Avec une infinie tendresse, il la déposa dans le long canapé qui faisait face à l’océan et s’assit auprès d’elle.
— Je t’aime, Eve.
Elle pressa sa joue contre la sienne et le serra entre ses bras.
Tu m’as manqué, avoua-t-elle avec une facilité qui la déconcerta. A tel point que j’ai emprunté une de tes chemises.
Elle ne put s’empêcher de rire. Maintenant que Connors était là, contre elle, son geste lui paraissait si puéril.
— C’est vrai, j’ai volé une chemise dans ton dressing, le modèle en soie noire que tu as par dizaines. Je l’ai enfilée et j’ai quitté la maison en rasant les murs de peur que Summerset ne me surprenne.
Ému, Connors effleura de ses lèvres la courbe veloutée de sa nuque.
— Et moi, le soir, je me repasse tes transmissions rien que pour voir ton visage, entendre ta voix.
— Vraiment ? s’étonna-t-elle avec un petit rire. Mon Dieu, Connors, c’est à croire que l’amour nous a rendus idiots.
— Ce sera notre petit secret.
— D’accord.
Soudain, le regard d’Eve se voila.
— Qu’est-ce que tu as, ma chérie ? s’inquiéta aussitôt Connors.
— J’ai une question à te poser, commença-t-elle, gênée. C’est un peu bête, mais elle n’arrête pas de me trotter dans la tête.
— Je t’écoute.
— Est-ce qu’avant... avec une autre femme... ? bredouilla-t-elle, agacée de sa maladresse.

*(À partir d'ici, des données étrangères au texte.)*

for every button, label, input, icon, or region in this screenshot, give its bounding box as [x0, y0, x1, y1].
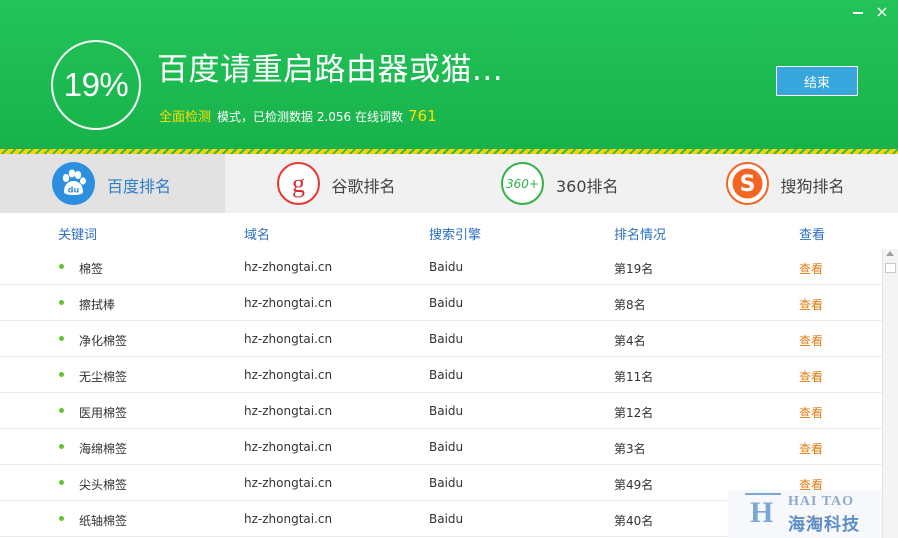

Connors l’embrassa avec tendresse sur le front, caressant du pouce la fossette de son menton.
— Non, jamais, Eve. Jamais je n’avais encore connu ce que nous vivons, répondit-il avec une gravité qui la bouleversa.
— Moi non plus, lui avoua-t-elle dans un souffle. Embrasse-moi, Connors. J’ai envie de sentir la chaleur de tes mains sur mon corps.
Éperdu d’amour, il la renversa sur les coussins mœlleux, tandis qu’à l’horizon s’éteignaient les dernières lueurs du couchant.